LAMPUNG — Media Rakyat Bersatu Proses pengadaan meubelair dalam kegiatan rehabilitasi dan renovasi madrasah PHTC Provinsi Lampung 3 kini menjadi sorotan publik. Salah satu peserta mini kompetisi melayangkan sanggahan resmi setelah menilai proses evaluasi penetapan pemenang proyek tidak dilakukan secara transparan dan menimbulkan tanda tanya terkait dasar penilaian yang digunakan.

Peserta menyebut mini kompetisi tersebut berada di bawah UPT Sarana dan Prasarana Strategis Wilayah Kementerian Pekerjaan Umum Provinsi Lampung. Dalam keberatan yang disampaikan, peserta mempertanyakan adanya aspek desain meja dan kursi siswa yang dijadikan dasar evaluasi, sementara detail desain tersebut dinilai tidak dijelaskan secara spesifik dalam dokumen persyaratan mini kompetisi.

Menurut peserta, dalam mekanisme mini kompetisi E-Katalog versi 6, seluruh peserta seharusnya melalui tahapan evaluasi dan klarifikasi secara objektif, dimulai dari peserta dengan peringkat terbaik. Klarifikasi itu mencakup kesesuaian spesifikasi produk, dokumen TKDN, surat dukungan, hingga kelengkapan administrasi lainnya sebagaimana lazim diterapkan pada mini kompetisi pengadaan pemerintah.

Peserta mengaku produk yang diajukan telah sesuai dengan spesifikasi teknis yang tercantum dalam dokumen pengadaan. Bahkan, setelah melakukan pengecekan terhadap penawaran pemenang, peserta menemukan adanya kesamaan jenis barang yang ditawarkan.

“Apabila spesifikasi barang yang diajukan peserta dan pemenang sama, maka publik patut mempertanyakan dasar evaluasi yang digunakan. Ini menimbulkan dugaan lemahnya transparansi dalam penetapan pemenang proyek pemerintah,” demikian isi keberatan yang disampaikan kepada Lembaga Kebijakan Pengadaan Barang/Jasa Pemerintah.

Polemik tersebut kembali memunculkan kritik terhadap sistem mini kompetisi pengadaan pemerintah yang dinilai masih minim keterbukaan.
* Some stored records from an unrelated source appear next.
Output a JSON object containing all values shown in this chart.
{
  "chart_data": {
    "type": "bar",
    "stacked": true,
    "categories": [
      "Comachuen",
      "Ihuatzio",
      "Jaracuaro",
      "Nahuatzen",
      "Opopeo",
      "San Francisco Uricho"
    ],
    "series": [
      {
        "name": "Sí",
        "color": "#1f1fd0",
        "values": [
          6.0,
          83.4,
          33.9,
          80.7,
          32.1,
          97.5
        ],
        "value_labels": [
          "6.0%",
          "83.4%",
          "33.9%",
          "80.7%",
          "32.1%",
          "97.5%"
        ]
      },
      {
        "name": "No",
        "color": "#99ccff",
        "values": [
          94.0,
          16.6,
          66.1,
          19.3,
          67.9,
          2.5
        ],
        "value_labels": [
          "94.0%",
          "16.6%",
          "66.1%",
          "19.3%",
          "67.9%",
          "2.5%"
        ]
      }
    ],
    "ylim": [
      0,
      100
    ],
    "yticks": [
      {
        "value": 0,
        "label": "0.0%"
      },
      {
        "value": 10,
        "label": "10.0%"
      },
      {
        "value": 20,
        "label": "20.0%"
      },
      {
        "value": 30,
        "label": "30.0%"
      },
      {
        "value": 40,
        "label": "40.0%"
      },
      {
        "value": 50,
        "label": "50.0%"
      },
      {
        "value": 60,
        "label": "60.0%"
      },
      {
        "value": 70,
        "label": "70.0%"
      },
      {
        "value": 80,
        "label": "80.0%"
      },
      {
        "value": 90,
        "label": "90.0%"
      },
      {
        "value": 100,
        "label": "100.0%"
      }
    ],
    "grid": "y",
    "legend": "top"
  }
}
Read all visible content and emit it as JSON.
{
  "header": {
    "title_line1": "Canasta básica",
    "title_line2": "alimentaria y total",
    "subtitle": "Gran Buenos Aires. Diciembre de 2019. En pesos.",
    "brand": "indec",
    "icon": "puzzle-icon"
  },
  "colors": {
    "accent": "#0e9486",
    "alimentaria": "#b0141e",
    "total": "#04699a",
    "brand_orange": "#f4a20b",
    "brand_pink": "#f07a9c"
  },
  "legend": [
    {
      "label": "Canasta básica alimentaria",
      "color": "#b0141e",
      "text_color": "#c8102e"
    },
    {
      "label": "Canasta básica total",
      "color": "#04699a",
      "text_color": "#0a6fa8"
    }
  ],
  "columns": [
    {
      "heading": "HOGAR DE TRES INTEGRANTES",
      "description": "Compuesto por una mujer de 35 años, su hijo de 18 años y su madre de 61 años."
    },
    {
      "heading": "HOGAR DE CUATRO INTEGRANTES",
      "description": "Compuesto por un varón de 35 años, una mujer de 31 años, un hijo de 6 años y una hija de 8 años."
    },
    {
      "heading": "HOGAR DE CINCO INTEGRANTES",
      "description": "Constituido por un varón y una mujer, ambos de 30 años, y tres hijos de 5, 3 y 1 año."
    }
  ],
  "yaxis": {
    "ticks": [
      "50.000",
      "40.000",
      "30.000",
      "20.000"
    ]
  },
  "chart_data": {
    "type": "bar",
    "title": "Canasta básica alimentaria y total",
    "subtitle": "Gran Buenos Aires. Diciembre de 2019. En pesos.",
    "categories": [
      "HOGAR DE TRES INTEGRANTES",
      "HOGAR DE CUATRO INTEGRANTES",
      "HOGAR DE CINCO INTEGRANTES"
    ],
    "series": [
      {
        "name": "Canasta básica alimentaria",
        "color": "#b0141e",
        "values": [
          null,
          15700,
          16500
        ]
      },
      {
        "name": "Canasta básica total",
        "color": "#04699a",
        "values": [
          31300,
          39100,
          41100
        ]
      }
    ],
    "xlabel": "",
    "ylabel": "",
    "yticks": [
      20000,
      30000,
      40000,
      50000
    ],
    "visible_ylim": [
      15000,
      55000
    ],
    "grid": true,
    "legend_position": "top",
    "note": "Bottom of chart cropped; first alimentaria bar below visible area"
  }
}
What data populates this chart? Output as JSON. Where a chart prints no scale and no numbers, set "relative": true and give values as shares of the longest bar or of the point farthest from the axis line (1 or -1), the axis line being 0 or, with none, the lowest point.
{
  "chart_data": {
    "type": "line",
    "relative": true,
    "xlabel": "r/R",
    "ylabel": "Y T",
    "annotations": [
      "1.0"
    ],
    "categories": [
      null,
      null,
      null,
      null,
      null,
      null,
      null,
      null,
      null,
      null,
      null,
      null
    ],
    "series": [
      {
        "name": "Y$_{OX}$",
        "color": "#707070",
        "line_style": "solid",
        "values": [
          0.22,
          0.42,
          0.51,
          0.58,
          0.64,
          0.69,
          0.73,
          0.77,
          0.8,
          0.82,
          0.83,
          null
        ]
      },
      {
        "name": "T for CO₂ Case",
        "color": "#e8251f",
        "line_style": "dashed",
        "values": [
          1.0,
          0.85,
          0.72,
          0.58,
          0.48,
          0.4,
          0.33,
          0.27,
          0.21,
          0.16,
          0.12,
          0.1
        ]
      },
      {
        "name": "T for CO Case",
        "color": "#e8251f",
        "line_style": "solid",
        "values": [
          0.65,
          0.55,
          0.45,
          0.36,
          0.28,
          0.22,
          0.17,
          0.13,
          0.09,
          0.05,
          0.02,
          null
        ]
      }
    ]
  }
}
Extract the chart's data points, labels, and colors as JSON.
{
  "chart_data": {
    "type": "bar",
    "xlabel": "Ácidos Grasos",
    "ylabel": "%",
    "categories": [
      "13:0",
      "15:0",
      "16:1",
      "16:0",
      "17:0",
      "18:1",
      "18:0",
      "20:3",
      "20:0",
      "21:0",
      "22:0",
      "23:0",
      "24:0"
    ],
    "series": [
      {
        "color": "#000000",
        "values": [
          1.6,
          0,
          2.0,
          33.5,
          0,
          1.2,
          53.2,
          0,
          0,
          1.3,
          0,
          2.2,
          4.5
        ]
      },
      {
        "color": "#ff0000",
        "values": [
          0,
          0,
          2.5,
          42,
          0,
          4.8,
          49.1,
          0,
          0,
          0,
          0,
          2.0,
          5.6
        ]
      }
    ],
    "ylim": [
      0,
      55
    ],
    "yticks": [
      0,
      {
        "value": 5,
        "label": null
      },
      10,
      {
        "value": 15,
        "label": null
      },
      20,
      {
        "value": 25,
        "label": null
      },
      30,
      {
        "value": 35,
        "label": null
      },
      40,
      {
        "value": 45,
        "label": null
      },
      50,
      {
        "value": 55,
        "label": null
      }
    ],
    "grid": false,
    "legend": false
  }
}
Dalam prinsip pengadaan barang dan jasa pemerintah, kejelasan indikator penilaian menjadi aspek penting guna menjamin persaingan sehat, akuntabilitas, dan keadilan bagi seluruh peserta.

Pengamat pengadaan publik menilai, apabila terdapat indikator penilaian yang tidak dicantumkan secara eksplisit dalam dokumen pemilihan namun digunakan sebagai dasar menggugurkan peserta, maka hal itu berpotensi menimbulkan sengketa administratif serta dugaan pelanggaran asas transparansi.

Terlebih apabila barang yang dimenangkan memiliki kesamaan spesifikasi dengan produk peserta lain yang dinyatakan gugur, maka proses evaluasi dinilai perlu dibuka secara jelas kepada publik guna menghindari polemik berkepanjangan.

Peserta berharap Lembaga Kebijakan Pengadaan Barang/Jasa Pemerintah dapat melakukan kaji ulang terhadap hasil evaluasi mini kompetisi tersebut sekaligus membuka dasar penilaian teknis yang digunakan dalam penetapan pemenang. Langkah itu dianggap penting untuk menjaga kepercayaan publik terhadap sistem pengadaan pemerintah yang menggunakan anggaran negara.

Hingga berita ini diterbitkan, pihak penyelenggara mini kompetisi maupun UPT terkait belum memberikan keterangan resmi atas sanggahan tersebut. Publik kini menanti penjelasan terbuka agar proses pengadaan benar-benar berjalan sesuai asas transparansi, persaingan sehat, dan keadilan bagi seluruh peserta.(Red)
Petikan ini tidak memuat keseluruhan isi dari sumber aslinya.